José Paulo Kupfer
Quase com precisão de um relógio, a economia brasileira, nos anos recentes pós-Plano Real, tem passado por episódios de ajuste fiscal que resultam em aumentos periódicos da carga tributária. Os saltos na relação das receitas de tributos com o PIB costumam ocorrer no início dos mandatos presidenciais e está claro que o fenômeno se repetirá, mais uma vez, na abertura do segundo mandato da presidente Dilma Rousseff.
Já estão dados como certos não só o aumento das alíquotas da contribuição sobre combustíveis (Cide), como também a incidência do PIS/Cofins sobre a distribuição de cosméticos e a elevação das alíquotas desses tributos sobre bens importados. Há ainda um crescente zumzum-zum em torno da revisão para cima das alíquotas camaradas do Imposto de Renda cobradas hoje das "empresas individuais", inscritas no regime do Simples Nacional, conhecidas como "PJs". É razoável apostar que, no fim do ano, a carga tributária, na metodologia de cálculo da Receita Federal, poderá aumentar em torno de meio ponto percentual e superar 37% do PIB.
A bem da verdade, este é um fenômeno histórico. Desde que a carga tributária começou a ser calculada, em 1947, a curva da sua variação ano a ano mostra uma evidente tendência de alta. Em pouco menos de sete décadas, dos 13,8% do PIB iniciais aos quase 37% atuais, a carga tributária subiu duas vezes e meia, numa marcha contínua, com poucos intervalos de estabilidade.
Dois momentos marcantes de reformas na vida econômica nacional — a reestruturação da economia de viés liberal, levada a efeito nos primeiros dez anos da ditadura militar, na década de 60; e a reorganização promovida a partir da estabilidade monetária obtida com o Plano Real, ao longo da segunda metade dos anos 90 — coincidem com as mudanças de patamar mais acentuadas na carga tributária. Mas as razões capazes de explicar uma e outra são diferentes e quase opostas.
O pulo de 16% do PIB, em 1963, para 25% do PIB, em 1972, se deveu, ainda que não integralmente, ao forte crescimento da economia, ao ritmo de dois dígitos anuais, no período do "milagre econômico". Já o avanço da década de 90, quando a carga avançou de 25% do PIB, em 1993, a 32% do PIB, em 2002, se deu em função da necessidade de conter a expansão da dívida pública, depois das profundas acomodações promovidas com o fim da hiperinflação e a volta da estabilidade monetária, em contexto de crescimento mais moderado.
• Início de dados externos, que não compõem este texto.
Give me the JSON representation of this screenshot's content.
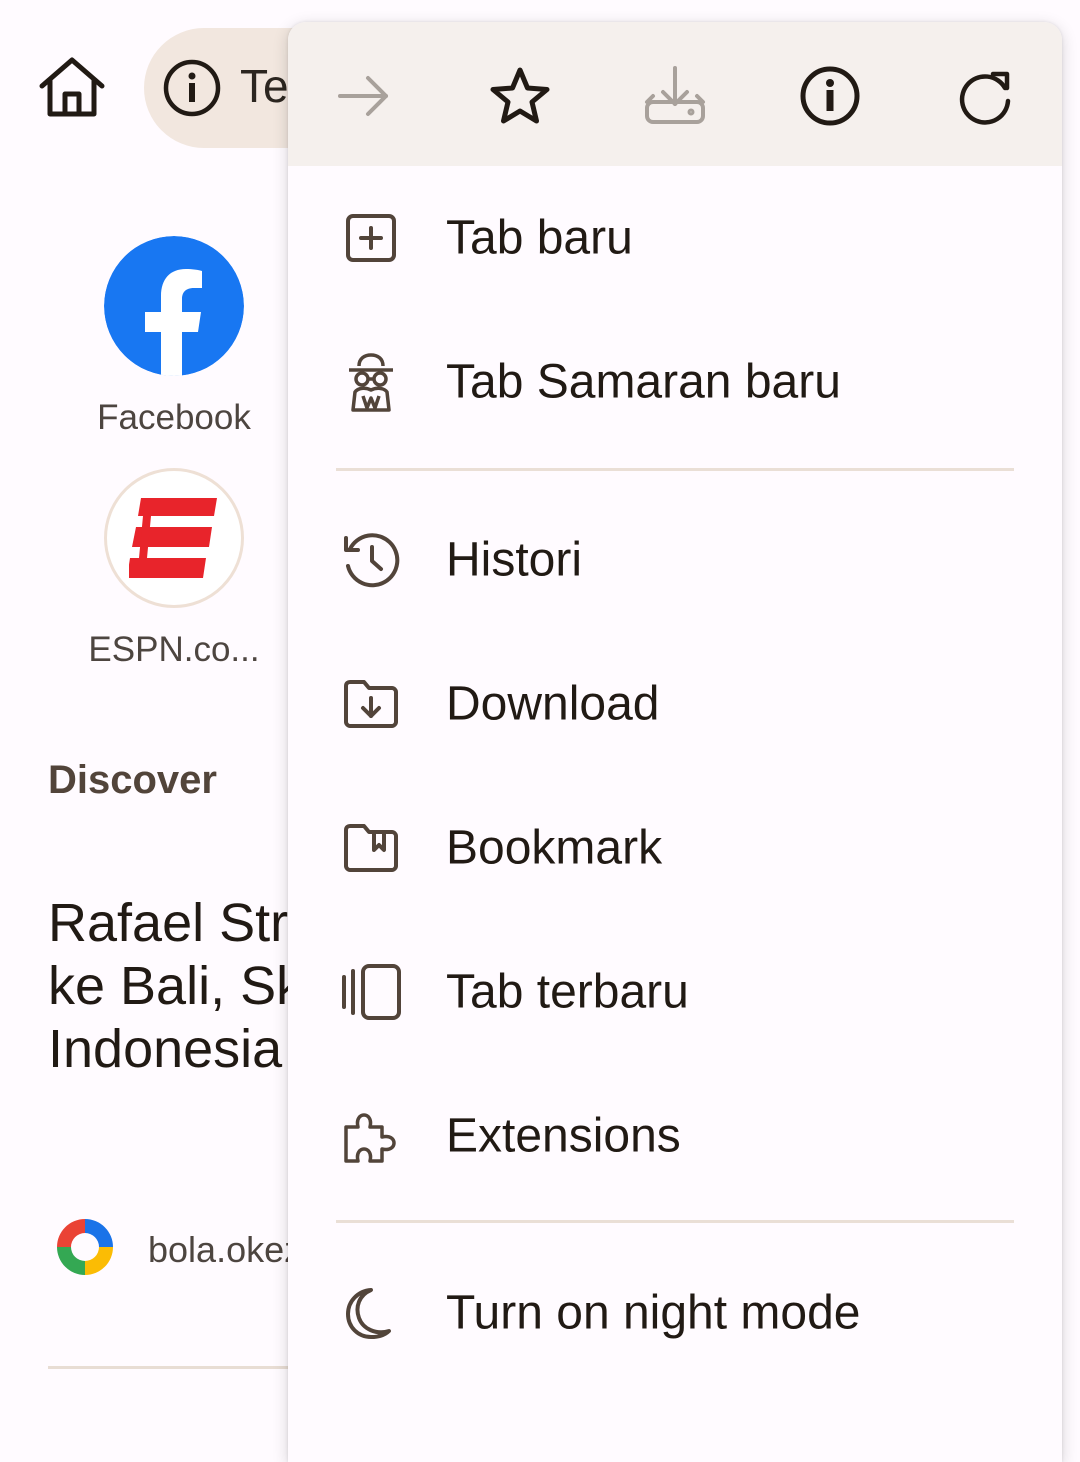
{
  "toolbar": {
    "home_icon": "home-icon",
    "omnibox_icon": "info-icon",
    "url_text": "Te"
  },
  "shortcuts": [
    {
      "label": "Facebook",
      "icon": "facebook-icon",
      "color": "#1877F2"
    },
    {
      "label": "ESPN.co...",
      "icon": "espn-icon",
      "color": "#E8242B"
    }
  ],
  "discover": {
    "heading": "Discover",
    "article": {
      "title_lines": [
        "Rafael Stru",
        "ke Bali, Sk",
        "Indonesia"
      ],
      "source": "bola.okez"
    }
  },
  "menu": {
    "icon_row": [
      {
        "icon": "forward-arrow-icon",
        "enabled": false
      },
      {
        "icon": "star-icon",
        "enabled": true
      },
      {
        "icon": "download-icon",
        "enabled": false
      },
      {
        "icon": "page-info-icon",
        "enabled": true
      },
      {
        "icon": "refresh-icon",
        "enabled": true
      }
    ],
    "items": [
      {
        "label": "Tab baru",
        "icon": "new-tab-icon"
      },
      {
        "label": "Tab Samaran baru",
        "icon": "incognito-icon"
      },
      {
        "label": "Histori",
        "icon": "history-icon"
      },
      {
        "label": "Download",
        "icon": "downloads-folder-icon"
      },
      {
        "label": "Bookmark",
        "icon": "bookmarks-icon"
      },
      {
        "label": "Tab terbaru",
        "icon": "recent-tabs-icon"
      },
      {
        "label": "Extensions",
        "icon": "extensions-icon"
      },
      {
        "label": "Turn on night mode",
        "icon": "moon-icon"
      }
    ]
  }
}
Há, de outro lado, uma semelhança entre as características do ajuste fiscal realizado na esteira das mudanças produzidas pelo Plano Real e as causas do aumento da carga tributária, no período subsequente, de Lula e Dilma. Elas derivam da necessidade de rearrumar a economia depois de forte expansão dos gastos públicos. É assim que a carga sobe a 33% do PIB, em 2003, e, depois de um intervalo de estabilidade, dá um salto para 35% do PIB, em 2011, primeiro ano de Dilma 1, em resposta aos desarranjos macroeconômicos originados com a política anticíclica empreendida pelo governo para enfrentar a crise global de 2008.
Por trás da marcha batida da carga tributária ao longo das últimas décadas, esconde-se um sistema tributário disfuncional, socialmente injusto, economicamente desestimulante e institucionalmente ineficaz. Observada no conjunto, a carga tributária brasileira, tão elevada quanto a de países desenvolvidos de renda alta, revela distorções gravíssimas. Desagregada por classes de renda, mostra outra realidade. Os mais pobres, com renda até dois salários-mínimos, contribuem, proporcionalmente, como os ricos dos países mais ricos, enquanto os mais ricos, com rendimento acima de 30 mínimos, pagam tributos como a média cobrada nos países emergentes e nos mais pobres.
Os aumentos de tributos que agora virão, por isso mesmo, estarão condenados a repetir os quebra-galhos de sempre e logo novas altas da carga tributária serão promovidas, se não for, enfim, enfrentada a obrigação de encarar uma reforma tributária digna do nome.